La Roadmap di Salih Muslim per Tall Abyad è la seguente:

*Anzitutto il centro della città e i villaggi vengono ripuliti dalle trappole esplosive e dalle mine di IS. In parallelo nelle aree periferiche della città vengono costruite linee di difesa per possibili contrattacchi a Tall Abyad.

*Quando in città è stabilita una condizione di sicurezza, viene organizzato il ritorno dei profughi di Tall Abyad.

*Dopo il ritorno della popolazione viene costituita un’amministrazione civile della città fatta di rappresentanti di tutti i gruppi etnici che vivono a Tall Abyad.

*Le YPG e gli altri gruppi armati alla fine passeranno la sicurezza della città alle forze Asayish (forze di sicurezza) sotto il controllo dell’amministrazione civile e si ritireranno ai confini esterni della regione.

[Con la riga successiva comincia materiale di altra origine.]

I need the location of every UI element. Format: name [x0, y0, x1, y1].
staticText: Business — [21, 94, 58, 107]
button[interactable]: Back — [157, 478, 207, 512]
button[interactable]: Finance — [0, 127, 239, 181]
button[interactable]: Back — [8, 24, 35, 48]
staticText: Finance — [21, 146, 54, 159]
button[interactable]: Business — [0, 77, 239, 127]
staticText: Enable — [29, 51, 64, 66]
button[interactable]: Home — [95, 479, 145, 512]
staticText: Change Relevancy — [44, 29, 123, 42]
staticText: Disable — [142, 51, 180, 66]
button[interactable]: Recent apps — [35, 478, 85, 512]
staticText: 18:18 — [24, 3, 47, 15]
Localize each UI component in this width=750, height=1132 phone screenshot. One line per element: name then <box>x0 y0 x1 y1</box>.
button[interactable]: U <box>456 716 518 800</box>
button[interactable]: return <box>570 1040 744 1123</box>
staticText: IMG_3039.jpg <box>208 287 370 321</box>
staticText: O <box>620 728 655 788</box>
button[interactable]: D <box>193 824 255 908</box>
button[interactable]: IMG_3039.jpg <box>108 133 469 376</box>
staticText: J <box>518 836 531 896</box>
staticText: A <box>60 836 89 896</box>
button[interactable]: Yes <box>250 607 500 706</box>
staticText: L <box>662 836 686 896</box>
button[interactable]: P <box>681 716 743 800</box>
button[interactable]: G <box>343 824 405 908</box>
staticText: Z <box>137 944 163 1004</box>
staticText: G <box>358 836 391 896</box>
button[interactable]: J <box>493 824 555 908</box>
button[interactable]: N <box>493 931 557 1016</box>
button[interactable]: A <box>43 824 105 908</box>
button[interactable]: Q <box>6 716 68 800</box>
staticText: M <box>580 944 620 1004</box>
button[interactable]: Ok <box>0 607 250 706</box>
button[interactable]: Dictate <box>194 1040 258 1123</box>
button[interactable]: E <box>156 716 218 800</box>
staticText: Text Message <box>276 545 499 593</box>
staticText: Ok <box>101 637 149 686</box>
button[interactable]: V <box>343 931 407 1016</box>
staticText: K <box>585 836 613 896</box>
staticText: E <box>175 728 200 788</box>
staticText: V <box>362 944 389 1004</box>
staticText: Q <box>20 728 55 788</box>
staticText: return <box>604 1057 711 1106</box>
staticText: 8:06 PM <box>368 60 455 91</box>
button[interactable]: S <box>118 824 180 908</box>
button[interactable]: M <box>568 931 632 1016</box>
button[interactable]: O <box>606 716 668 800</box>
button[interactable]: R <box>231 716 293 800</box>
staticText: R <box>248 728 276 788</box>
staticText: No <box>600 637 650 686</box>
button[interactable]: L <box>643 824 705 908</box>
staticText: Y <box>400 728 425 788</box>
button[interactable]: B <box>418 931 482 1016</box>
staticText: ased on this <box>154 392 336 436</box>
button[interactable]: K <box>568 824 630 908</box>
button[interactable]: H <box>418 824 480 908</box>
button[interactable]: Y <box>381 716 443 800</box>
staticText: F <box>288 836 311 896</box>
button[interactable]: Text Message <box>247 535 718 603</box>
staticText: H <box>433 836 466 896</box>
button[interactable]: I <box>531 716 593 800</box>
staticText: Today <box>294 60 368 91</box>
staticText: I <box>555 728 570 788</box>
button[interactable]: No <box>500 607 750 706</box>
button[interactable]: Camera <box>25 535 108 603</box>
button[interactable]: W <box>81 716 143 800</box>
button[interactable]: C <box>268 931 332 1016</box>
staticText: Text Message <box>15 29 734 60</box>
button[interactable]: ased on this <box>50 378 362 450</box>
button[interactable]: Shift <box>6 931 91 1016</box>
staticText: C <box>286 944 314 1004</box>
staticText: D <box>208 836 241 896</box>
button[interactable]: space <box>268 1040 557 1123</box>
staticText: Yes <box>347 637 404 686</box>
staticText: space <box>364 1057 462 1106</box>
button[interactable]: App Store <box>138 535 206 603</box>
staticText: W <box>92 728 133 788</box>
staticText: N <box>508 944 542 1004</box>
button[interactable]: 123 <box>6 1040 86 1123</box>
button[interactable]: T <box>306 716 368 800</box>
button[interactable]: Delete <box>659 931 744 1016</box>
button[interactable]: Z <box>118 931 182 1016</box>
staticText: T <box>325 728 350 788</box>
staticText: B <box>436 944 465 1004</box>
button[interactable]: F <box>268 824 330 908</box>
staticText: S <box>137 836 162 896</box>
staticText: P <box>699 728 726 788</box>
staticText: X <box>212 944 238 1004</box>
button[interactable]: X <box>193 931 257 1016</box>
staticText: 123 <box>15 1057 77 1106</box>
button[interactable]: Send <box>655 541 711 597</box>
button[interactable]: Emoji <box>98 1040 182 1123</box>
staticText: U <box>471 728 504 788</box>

Per il valico di confine in comune di Akçakale, Muslim propone una collaborazione con la Turchia. È molto probabile che nel caso di Akçakale la Turchia conduca una politica sui confini simile a quella che ha rispetto agli altri valichi di confine verso il Rojava. Lì con mille e una preghiera si riescono a far passare aiuti umanitari, ma ogni passaggio viene negato. La proposta di Muslim invece recita come segue: “Possiamo controllare il valico di confine insieme all’Esercito Siriano Libero. Auspichiamo che la Turchia su questo tema sia tranquillizzata e per questo non chiediamo che siano le YPG da sole a controllare il confine. Il controllo del confine può essere gestito insieme a Burkān al-Furāt e i gruppi di Liva el Tahrir e Suvar el Rakka.“

Alla domanda se con la liberazione di Tall Abyad stia nascendo un nuovo catone, ho ricevuto una risposta da Idris Nassan, il portavoce per le relazioni con l’estero nel cantone di Kobanê: “La nostra priorità è in primo luogo di garantire la sicurezza a Tall Abyad. La situazione di pericolo non è ancora rimossa. Poi la popolazione di Tall Abyad prenderà essa stessa le proprie decisioni. Il consiglio amministrativo sarà composto da arabi, curdi, turkmeni e altri gruppi. Saranno loro a decidere sul futuro della città e non le YPG.“

Potrebbero però esserci problemi al ritorno dei civili. Perché il giornalista siriano Barzan Iso, che per giorni ha visitato con le YPG i villaggi nei dintorni di Tall Abyad mi ha riferito quanto segue: “Nei villaggi attualmente vivono solo poche persone. La maggior parte sono donne, persone anziane e bambini. Quando vedono le YPG escono dalle case e salutano. Alcuni chiedono anche se le unità hanno bisogno di qualcosa. Può ovviamente anche succedere che molte persone abbiano paura. Non conoscono le YPG e non sanno come comportarsi nei loro confronti. Probabilmente molti degli arabi che sono fuggiti aspetteranno di vedere dall’esterno come si comportano le YPG prima di decidere se tornare o meno. Forse alcune famiglie hanno anche paura perché nel periodo del dominio di IS durato per un anno e mezzo, sono stati costretti a collaborare con gli islamisti e ora non sanno se questo potrà portare per loro delle conseguenze.“

In base a queste paure può essere che il ritorno delle persone richiederà diverso tempo. Nella regione ci sono circa dieci villaggi turkmeni, tra i quali quelli lungo il confine sono ancora popolati. Ma molti turkmeni durante i combattimenti sono fuggiti o in direzione di Raqqa o in direzione della Turchia. Per il loro ritorno, a parte le mine, non ci sono ostacoli. Inoltre c’è anche il tema del ritorno dei circa 10.000 – 12.000 curdi che nel 2012 con la presa del potere da parte degli islamisti hanno dovuto lasciare Tall Abyad. Molte delle loro case sono state poi utilizzate da IS.

Infine va ricordato: come nel caso di Kobanê, anche nel caso di Tall Abyad al governo turco è di nuovo riuscito che siano circolate nel mondo foto dove compaiono insieme miliziani di IS e soldati turchi. Il successivo show di PR portato avanti con l’arresto di quattro o cinque miliziani di IS da parte dei militari turchi difficilmente basterà per rimuovere la percezione internazionale della Turchia come sostenitrice di Stato Islamico.